Experiencing Lamott's world
By Natalie Calderon
Anyone familiar with me knows there are certain things I like a lot. Food, for example, is one. Music is another. But one thing I like even more than food or music is the writer Anne Lamott.
I know saying I like Anne Lamott more than food or music is a risky statement, but let me explain. What I mean is I would choose to skip a meal and go the entire day without listening to music if it meant I could meet Anne Lamott.
When I was a sophomore, I took a fiction writing class in which Lamott and I were first introduced. I read an excerpt from her book Bird by Bird: Some Instructions on Writing and Life in my fiction writing textbook called "Shitty First Drafts."
"The first draft is the child's draft," Lamott writes, "...you just let this childlike part of you channel whatever voices and visions come through and onto the page. If one of the characters wants to say, 'Well, so what Mr. Poopy Pants?,' you let her."
Ha! She's hilarious. She's brilliant, I thought. I mentioned in class the next day that I loved her dry humor and wanted to read everything she had ever written. Someone told me she had a copy of one of Lamott's books that I could borrow. I was thrilled.
Operating Instructions became the first book that I read. It's a journal that chronicles the last few months of her pregnancy and the entire first year of her son's life, in which she uniquely expresses the witty sarcasm and flawless writing style that make her so great.

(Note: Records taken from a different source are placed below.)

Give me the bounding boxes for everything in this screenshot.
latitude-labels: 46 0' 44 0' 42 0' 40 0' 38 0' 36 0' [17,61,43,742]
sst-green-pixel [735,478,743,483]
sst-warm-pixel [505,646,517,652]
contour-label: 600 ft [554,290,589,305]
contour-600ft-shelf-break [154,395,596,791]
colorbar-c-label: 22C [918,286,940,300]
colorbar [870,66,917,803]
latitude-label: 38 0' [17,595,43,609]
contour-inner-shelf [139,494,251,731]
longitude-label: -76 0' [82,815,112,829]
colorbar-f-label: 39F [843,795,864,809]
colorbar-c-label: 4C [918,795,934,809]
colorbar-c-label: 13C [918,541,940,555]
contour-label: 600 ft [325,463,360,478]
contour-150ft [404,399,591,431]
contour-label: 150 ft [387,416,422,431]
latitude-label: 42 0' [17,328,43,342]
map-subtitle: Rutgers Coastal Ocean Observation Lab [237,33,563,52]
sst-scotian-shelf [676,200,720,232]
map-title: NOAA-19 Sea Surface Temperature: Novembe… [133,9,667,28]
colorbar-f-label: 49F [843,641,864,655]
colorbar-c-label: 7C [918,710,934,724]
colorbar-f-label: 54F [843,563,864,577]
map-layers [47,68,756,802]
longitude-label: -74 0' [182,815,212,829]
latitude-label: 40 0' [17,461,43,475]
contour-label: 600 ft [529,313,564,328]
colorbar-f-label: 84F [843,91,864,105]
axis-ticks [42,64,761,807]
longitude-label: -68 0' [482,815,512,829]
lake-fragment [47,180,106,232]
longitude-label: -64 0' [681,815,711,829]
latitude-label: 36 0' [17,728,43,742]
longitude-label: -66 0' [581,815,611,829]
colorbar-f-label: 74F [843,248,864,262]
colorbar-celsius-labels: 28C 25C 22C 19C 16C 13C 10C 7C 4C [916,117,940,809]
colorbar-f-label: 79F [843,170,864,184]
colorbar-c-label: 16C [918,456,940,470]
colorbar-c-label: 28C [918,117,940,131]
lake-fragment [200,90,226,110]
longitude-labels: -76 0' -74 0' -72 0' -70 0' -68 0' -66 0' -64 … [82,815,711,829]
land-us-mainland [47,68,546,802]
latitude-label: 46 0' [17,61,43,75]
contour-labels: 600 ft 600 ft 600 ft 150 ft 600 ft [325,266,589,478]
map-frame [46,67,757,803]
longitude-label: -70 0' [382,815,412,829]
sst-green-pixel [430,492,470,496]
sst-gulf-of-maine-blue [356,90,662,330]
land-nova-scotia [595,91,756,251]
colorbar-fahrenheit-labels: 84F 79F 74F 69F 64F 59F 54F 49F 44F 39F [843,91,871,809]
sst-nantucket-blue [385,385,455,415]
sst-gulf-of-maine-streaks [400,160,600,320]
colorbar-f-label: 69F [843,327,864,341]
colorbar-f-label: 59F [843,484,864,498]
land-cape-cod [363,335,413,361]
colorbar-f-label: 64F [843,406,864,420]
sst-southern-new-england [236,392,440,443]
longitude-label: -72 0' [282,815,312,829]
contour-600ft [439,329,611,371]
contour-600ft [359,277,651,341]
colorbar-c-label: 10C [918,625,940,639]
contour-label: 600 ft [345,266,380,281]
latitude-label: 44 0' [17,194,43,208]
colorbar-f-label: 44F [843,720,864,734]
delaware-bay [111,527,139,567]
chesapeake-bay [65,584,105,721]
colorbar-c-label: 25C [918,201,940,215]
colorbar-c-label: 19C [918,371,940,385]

I realized, as I read Operating Instructions, that Lamott's style had everything I wanted as a writer. Is that why I liked her so much? Well, its one of the reasons. The other is that writing non-fiction makes you vulnerable to weirdos who think, after reading it, that they know the author personally - and that they should be best friends.
After Operating Instructions, I read everything I could get my hands on (Rosie, Crooked Little Heart, All New People, Hard Laughter). Then Traveling Mercies, a masterful work of excellence. It was happy, sad, funny, honest, clever - everything I knew it would be.
Soon after I discovered Lamott, she appeared on the Rosie show to promote Traveling Mercies. It was fate. I read it like the comic section of the Sunday paper. And I knew, from that point on, I would never again stare blankly and shrug my shoulders when asked, "Who's your favorite author?"
I would be able to answer that question with ease, a smile spreading across my face as I said, "Not only is Anne Lamott my favorite author - she's also my best friend."
You can do anything - take a look, it's in a book.